Sua força se manifesta em locais tão diversos quanto os Estados Unidos, onde voltou com força à Casa Branca, mas encontra ecos visíveis na Europa Central, no Leste Europeu, na América Latina e até em democracias consolidadas da Ásia. A pesquisa da Ipsos mostra nuances interessantes nesse cenário. Em países como Polônia e Hungria, por exemplo, o apoio a líderes que concentram poder e rompem com instituições tradicionais se mantém alto, sustentado por discursos nacionalistas e conservadores. Já em países como França e Itália, onde o populismo já passou pelo teste do governo, esse apoio vem diminuindo progressivamente, indicando um esgotamento da promessa populista.
No Brasil, esse movimento se intensificou a partir de 2018, com a eleição de Jair Bolsonaro, cuja campanha e governo replicaram elementos centrais da cartilha populista global: a rejeição às elites políticas, o ataque à imprensa, a militarização do discurso e a divisão moral entre “cidadãos de bem” e “inimigos da nação”. Era a versão tropical de uma lógica internacional.
Hoje, em 2025, vemos que o pano de fundo que permitiu essa ascensão continua presente. A sensação de abandono institucional, o medo de retrocessos econômicos, a violência urbana e a degradação dos serviços públicos alimentam o desejo por soluções simples e rápidas, mesmo quando essas soluções já demonstraram seus riscos.
A diferença é que agora, o que antes era uma aposta no novo virou um dilema conhecido. Ainda assim, parte da população segue disposta a correr o mesmo risco — não por ingenuidade, mas por esgotamento. Quando o sistema não entrega, o populismo oferece uma narrativa. E uma narrativa, quando bem contada, é poderosa.
Mas a experiência em outras democracias oferece um alerta importante: há um limite para essa ilusão. Na França, o apoio a lideranças que desafiam as instituições caiu 38 pontos desde 2016. Na Itália, a queda foi de 26 pontos no mesmo período.

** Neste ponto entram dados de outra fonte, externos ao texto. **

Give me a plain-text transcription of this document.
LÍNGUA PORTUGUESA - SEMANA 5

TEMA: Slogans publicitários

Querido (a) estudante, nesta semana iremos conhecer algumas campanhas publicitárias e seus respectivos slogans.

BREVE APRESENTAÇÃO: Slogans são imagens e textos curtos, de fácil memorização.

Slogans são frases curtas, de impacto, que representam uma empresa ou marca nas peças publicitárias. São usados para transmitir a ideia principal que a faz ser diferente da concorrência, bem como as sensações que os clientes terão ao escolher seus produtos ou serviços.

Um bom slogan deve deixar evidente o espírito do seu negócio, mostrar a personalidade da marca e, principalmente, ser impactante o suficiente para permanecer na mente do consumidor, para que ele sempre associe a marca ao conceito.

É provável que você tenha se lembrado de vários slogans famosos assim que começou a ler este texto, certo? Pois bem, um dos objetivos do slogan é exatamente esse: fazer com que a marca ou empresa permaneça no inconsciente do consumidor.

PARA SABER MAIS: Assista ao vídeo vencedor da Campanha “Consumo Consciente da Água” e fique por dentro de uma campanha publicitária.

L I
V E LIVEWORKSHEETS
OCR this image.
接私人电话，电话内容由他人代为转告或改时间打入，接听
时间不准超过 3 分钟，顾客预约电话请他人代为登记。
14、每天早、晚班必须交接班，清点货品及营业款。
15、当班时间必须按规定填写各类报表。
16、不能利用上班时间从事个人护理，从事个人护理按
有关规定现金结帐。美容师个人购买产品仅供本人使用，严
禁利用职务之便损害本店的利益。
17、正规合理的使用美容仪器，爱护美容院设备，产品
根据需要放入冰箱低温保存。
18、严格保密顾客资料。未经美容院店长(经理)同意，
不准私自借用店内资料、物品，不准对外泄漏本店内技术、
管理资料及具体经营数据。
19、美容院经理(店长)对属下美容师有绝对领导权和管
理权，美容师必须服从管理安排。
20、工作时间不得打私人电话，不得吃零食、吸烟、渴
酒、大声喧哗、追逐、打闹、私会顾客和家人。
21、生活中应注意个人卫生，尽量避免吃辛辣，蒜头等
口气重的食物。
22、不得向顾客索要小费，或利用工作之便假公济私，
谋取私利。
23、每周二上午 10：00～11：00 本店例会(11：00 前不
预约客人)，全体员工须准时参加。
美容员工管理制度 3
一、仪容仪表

Quando o populismo sai do palanque e entra no governo, a retórica encontra a realidade, e nem sempre sobrevive bem ao teste.
O que vemos, portanto, é que o populismo não desaparece — ele se adapta. E continua sendo uma resposta perigosa para um problema legítimo.
A ponte de safena das instituições
Talvez o dado mais emblemático da pesquisa seja este: 58% das pessoas no mundo gostariam que as grandes decisões políticas fossem tomadas por referendos e não por representantes eleitos. Ou seja, o sistema não funciona. Melhor ‘by pass’ a todas as instituições, se for assim. Uma ponte de safena no entupimento.
E a democracia, com seus freios, pesos e negociações, vai ficando para trás — acusada de lenta, ineficaz, elitista.
O risco aqui é claro: quando a política falha em ser resposta, o populismo vira solução. Mas uma solução de superfície, que mina instituições, normaliza abusos e transforma adversários em inimigos.
A boa notícia é que, em alguns lugares, essa ilusão começa a se desfazer. O desafio é fazer isso acontecer antes que os danos se tornem irreversíveis. Porque a reconstrução democrática exige mais do que técnica: exige escuta, humildade e coragem institucional.
Se a sociedade está mesmo deteriorada — e tudo indica que sim — a saída não virá com mais rasgos. Mas com costura firme e responsável.
E aí, quem se habilita?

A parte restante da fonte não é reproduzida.